The Device Era is Over

The Device Era is Over

No, I’m not putting my neck on the line and declaring that nobody on the face of Planet Earth will buy another computing device ever after midnight tonight, as might be inferred by my rather inflammatory title.

What I refer to as the “Device Era” is not that of devices’ continuing existence, but rather our society’s infatuation with a slowly incrementing list of features and minor design tweaks that compelled us to constantly spend large sums to remain hip amongst our friends. Perhaps, more elegantly, this was the era where several new form factors were designed and broke through the public’s conscious, seemingly addressing uses cases that we had never even considered before.

Take PCs, the “base” smart device. Popularized with the Mac back in 1984, these powerful implements have been exponentially improving in performance for more than three decades. Along the way, a branch broke off to create the notebook segment, but by and large, these were used for the same, general purpose tasks, eventually forming the backbones of businesses, schools, and home offices everywhere.

Then something happened. PCs were too good. Around the turn of this decade, with hardware finally at the point where the average Joe wouldn’t be able to notice another hundred MHz of performance, sales finally plateaued. Upgrade cycles got stretched, and desktop OSes like Windows 7 and Mac OS X had everybody content. PCs were no longer a growth category.

You would be correct in saying that a lot of that buying power and interest was then funneled into the tablet craze started by the iPad in 2010. Tablets quickly became a hundred million unit category. Then, two hundred million.

The plateau arrived even faster, with 2014 marking both the 4th year of the tablet era and the first year over year sales drop for the category. A drop that has continued to accelerate alongside that of the neighboring PC industry.
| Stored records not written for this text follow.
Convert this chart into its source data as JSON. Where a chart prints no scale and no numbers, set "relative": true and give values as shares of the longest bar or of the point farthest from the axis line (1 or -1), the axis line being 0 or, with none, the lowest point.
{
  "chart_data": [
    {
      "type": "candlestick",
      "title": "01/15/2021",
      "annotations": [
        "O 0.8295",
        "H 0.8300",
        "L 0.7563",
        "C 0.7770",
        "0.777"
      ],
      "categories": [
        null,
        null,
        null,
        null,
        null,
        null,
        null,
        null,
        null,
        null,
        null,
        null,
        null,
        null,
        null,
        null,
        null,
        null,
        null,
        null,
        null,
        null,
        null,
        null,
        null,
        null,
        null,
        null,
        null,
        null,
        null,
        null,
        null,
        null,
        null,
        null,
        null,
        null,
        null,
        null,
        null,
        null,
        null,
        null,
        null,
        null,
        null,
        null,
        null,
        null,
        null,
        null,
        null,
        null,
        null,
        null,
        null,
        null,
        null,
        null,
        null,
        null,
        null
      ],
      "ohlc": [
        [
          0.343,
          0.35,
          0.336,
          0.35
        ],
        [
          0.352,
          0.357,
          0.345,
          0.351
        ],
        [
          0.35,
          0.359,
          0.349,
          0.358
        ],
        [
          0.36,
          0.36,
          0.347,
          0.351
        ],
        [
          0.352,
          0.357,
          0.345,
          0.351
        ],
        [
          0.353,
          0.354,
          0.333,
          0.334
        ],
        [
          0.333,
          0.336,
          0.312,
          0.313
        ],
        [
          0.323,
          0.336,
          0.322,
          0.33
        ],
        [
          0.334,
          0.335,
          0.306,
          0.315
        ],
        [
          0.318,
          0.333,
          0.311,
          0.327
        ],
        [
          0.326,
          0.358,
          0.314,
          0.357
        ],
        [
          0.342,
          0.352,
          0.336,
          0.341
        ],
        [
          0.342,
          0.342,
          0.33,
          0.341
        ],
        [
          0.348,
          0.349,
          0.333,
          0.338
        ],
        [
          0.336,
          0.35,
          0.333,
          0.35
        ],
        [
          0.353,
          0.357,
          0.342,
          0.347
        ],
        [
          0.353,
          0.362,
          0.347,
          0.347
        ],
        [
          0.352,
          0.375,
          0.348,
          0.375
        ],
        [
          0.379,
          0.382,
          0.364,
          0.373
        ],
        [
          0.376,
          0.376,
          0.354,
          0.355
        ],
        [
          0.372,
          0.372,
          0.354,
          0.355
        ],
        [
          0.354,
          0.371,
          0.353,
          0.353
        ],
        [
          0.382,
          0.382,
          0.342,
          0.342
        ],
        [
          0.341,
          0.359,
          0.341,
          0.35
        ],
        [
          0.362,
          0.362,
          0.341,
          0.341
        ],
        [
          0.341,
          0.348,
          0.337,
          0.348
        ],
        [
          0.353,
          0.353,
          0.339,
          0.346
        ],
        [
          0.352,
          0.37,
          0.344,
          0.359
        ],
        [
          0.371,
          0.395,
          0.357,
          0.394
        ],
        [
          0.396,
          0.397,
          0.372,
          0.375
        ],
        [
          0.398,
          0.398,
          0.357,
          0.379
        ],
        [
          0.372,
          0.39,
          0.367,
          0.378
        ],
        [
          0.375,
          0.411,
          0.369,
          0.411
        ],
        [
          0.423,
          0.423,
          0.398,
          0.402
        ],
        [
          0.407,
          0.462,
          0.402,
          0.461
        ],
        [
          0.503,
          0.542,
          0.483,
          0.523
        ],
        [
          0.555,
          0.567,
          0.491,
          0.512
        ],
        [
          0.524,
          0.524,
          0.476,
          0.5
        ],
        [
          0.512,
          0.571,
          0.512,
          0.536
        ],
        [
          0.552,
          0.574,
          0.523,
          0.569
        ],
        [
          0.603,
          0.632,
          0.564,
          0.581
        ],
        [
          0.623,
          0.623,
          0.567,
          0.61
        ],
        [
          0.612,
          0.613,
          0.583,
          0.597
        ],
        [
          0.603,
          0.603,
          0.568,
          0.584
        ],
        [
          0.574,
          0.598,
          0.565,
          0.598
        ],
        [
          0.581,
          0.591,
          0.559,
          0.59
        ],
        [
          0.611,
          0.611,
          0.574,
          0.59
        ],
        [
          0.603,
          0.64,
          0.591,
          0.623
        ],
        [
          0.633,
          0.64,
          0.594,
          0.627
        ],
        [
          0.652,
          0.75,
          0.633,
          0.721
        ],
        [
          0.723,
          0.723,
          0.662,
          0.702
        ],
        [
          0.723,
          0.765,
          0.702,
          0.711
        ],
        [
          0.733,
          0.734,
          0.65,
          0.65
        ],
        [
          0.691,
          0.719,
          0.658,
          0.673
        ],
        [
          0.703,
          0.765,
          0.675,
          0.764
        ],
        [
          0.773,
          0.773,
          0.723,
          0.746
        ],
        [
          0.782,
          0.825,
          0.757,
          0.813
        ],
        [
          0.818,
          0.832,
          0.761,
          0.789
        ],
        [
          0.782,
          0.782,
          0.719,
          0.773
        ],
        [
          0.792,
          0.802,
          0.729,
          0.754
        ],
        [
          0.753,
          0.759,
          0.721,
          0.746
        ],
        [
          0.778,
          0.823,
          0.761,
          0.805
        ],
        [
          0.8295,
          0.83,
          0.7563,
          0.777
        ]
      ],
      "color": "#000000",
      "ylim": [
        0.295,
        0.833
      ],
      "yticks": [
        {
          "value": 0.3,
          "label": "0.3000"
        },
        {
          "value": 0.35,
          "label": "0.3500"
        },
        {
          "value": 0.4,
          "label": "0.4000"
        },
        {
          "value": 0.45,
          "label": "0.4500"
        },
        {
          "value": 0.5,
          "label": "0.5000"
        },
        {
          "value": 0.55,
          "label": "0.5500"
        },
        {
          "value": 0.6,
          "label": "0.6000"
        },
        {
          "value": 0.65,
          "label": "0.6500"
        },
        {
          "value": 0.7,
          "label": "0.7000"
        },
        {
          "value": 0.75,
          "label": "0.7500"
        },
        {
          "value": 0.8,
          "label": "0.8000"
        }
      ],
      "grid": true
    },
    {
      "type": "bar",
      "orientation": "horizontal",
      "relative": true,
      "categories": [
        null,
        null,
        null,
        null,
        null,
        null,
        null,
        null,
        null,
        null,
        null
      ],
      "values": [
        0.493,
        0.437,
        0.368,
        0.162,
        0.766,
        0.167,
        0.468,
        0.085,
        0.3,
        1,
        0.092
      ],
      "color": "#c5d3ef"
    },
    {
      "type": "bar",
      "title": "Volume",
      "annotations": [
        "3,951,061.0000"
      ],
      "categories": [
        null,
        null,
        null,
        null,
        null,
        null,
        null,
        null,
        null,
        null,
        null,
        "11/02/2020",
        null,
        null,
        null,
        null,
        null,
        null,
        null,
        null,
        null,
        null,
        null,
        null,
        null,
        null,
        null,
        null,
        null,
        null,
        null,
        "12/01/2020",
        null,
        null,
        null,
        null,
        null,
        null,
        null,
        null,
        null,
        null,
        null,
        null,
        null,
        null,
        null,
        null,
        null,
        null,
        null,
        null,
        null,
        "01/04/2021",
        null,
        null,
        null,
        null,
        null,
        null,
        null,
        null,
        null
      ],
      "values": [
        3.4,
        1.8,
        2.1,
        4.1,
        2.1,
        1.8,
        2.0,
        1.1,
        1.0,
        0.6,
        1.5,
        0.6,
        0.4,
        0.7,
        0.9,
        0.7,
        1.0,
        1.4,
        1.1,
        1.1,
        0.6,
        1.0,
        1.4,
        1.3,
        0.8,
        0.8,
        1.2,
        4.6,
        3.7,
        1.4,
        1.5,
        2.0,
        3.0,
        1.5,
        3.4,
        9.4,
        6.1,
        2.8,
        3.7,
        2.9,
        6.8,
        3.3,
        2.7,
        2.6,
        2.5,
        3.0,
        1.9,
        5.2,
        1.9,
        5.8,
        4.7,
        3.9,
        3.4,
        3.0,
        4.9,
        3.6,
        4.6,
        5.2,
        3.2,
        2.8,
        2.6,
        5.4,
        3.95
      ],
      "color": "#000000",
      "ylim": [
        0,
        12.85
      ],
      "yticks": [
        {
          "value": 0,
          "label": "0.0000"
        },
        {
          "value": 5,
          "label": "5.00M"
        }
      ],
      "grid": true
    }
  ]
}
So, smartphones. Since 2007, humans have bought 5 billion of the devices, steadily approaching our total current population. Apple, Samsung and a few other manufacturers smartly rode this wave, squeezing more and more computing power into impossibly thinner and thinner devices. But, this year, the same thing happened. Smartphones got good enough. The industry’s growth has slowed to a stutter.

For each of these form factor paradigms, we have reached a peak. Each form factor is close to perfect with what it can achieve. The hardware industry is attempting to address this by mashing different features and different devices together, but success stories like the Surface are few and far between.

This has hurt innovative manufacturers and device designers such as Apple and Samsung. For the past half decade, Apple was the most coveted company on Wall Street. No longer, with a search and software giant focused more on what’s running on and behind our devices taking the crown. These days, software companies and developers dominate the innovation conversation, looking to make their code sing on the stage set by the latest devices.

So, welcome to a new “App Era.” Or “Software Era.” You get my point.

The “Device Era” couldn’t continue because we just aren’t sure what’s next. Wearables? Smartwatches? AR? VR? Who knows? Each of these concepts still feels early or half-baked. The general public just isn’t interested yet.

Don’t fret. Like all things, these eras come and go in phases. Just as we only saw software innovation for the first few years of the PC era (before Moore’s law really started to kick off), so too will we see such innovation dominate our existing tablets and smartphones. Some day, another category will take off and a handful of manufacturers will dominate the public’s imagination with the promise of new features and exponentially better experiences.

Will it be smartwatches or VR goggles or something else entirely? Nobody knows. And that’s what’s most exciting.